Just checking in really. Today I made dozens of Christmas cookies with the girls. And maybe for the first time in my life, did not eat any dough, or gorge myself on cookies. I ate two finished cookies, one peanut butter thumbprint (with rolos not hersheys kisses), and one chocolate chip cookie. The past couple weeks, my weight has stayed the same, as I am still managing the small changes. I started moving more, doing some light yoga every morning and walking when I can. The stretching is really tough at times, with the pain lingering during and after, but I have noticed some improvement with that already.
It is a pretty great feeling to be not hyper focusing on rules, what I should and shouldn’t do, and to simply do things that work for me. I had a ginormous and gigantic water bottle for example. I was carrying it with me everywhere but still wasn’t getting my daily intake of water. I stopped carrying it around. Instead, I now keep a couple smaller water bottles ready in the fridge. I haven’t had any recent binges, I am getting high amounts of protein, fiber and veg consumed for the most part. I am not getting down on myself nearly as often, or feeling guilty.

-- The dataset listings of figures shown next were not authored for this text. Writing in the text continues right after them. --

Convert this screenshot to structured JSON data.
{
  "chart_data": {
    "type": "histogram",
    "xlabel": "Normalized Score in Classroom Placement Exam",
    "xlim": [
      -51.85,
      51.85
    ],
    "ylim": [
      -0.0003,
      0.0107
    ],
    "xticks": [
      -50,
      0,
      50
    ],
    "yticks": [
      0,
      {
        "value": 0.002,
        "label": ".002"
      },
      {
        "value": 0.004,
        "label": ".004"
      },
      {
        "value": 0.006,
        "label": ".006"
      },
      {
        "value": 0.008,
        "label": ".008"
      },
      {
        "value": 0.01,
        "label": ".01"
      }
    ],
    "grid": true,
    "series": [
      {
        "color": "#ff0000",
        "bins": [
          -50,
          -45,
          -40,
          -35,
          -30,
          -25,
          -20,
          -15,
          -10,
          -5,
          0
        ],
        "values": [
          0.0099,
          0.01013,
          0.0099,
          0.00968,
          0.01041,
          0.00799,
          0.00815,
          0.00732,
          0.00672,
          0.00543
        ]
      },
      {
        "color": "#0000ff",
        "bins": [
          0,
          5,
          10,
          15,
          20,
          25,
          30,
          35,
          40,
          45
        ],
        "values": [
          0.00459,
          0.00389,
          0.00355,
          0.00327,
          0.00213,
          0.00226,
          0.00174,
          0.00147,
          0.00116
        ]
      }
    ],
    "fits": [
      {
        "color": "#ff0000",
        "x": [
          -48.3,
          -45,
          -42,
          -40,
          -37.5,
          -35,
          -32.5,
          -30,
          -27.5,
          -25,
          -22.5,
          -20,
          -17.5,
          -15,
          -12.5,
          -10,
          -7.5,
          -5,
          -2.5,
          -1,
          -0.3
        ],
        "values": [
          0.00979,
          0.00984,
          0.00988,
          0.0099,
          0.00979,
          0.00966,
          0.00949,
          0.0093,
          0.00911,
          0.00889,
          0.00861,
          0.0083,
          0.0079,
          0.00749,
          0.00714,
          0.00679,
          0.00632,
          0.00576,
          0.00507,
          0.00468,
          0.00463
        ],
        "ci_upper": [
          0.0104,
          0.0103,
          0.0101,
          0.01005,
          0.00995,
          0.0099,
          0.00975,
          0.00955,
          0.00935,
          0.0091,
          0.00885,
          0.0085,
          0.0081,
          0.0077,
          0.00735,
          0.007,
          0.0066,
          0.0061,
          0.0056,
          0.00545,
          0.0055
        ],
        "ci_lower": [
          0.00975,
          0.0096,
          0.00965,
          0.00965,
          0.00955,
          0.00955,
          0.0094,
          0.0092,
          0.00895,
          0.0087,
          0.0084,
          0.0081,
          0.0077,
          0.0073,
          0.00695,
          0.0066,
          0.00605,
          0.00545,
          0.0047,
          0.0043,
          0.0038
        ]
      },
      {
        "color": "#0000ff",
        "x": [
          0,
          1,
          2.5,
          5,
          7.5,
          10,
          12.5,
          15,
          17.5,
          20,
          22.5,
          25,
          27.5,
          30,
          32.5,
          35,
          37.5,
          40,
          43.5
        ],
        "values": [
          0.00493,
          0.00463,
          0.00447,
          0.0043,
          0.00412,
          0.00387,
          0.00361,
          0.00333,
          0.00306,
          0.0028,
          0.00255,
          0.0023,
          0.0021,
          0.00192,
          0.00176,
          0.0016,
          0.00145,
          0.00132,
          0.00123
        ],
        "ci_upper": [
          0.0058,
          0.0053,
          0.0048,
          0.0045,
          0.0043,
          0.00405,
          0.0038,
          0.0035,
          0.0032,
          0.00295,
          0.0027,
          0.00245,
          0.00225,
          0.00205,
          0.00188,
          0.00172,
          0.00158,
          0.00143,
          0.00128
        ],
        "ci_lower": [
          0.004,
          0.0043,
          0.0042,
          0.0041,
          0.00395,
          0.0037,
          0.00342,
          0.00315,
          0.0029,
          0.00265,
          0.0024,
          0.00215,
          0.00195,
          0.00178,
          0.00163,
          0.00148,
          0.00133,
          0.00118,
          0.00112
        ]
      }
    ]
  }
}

As the new year fast approaches, I hate to set the normal New Years resolution, to lose weight Yada yada. My plan is to check in each week, mostly. To do this on my own terms. One thing that I hope to improve upon is my time management. I hope that keeping myself to a more consistent schedule, especially in terms of finding time to exercise. I think for me the best mindset is to know that for my own mental health, any extra pressure is unproductive. I know that I just need to stay consistent, healthy and hopeful. The rest will follow. 2 days till Christmas, I am grateful to have the time off this week from work and spend time together as a family.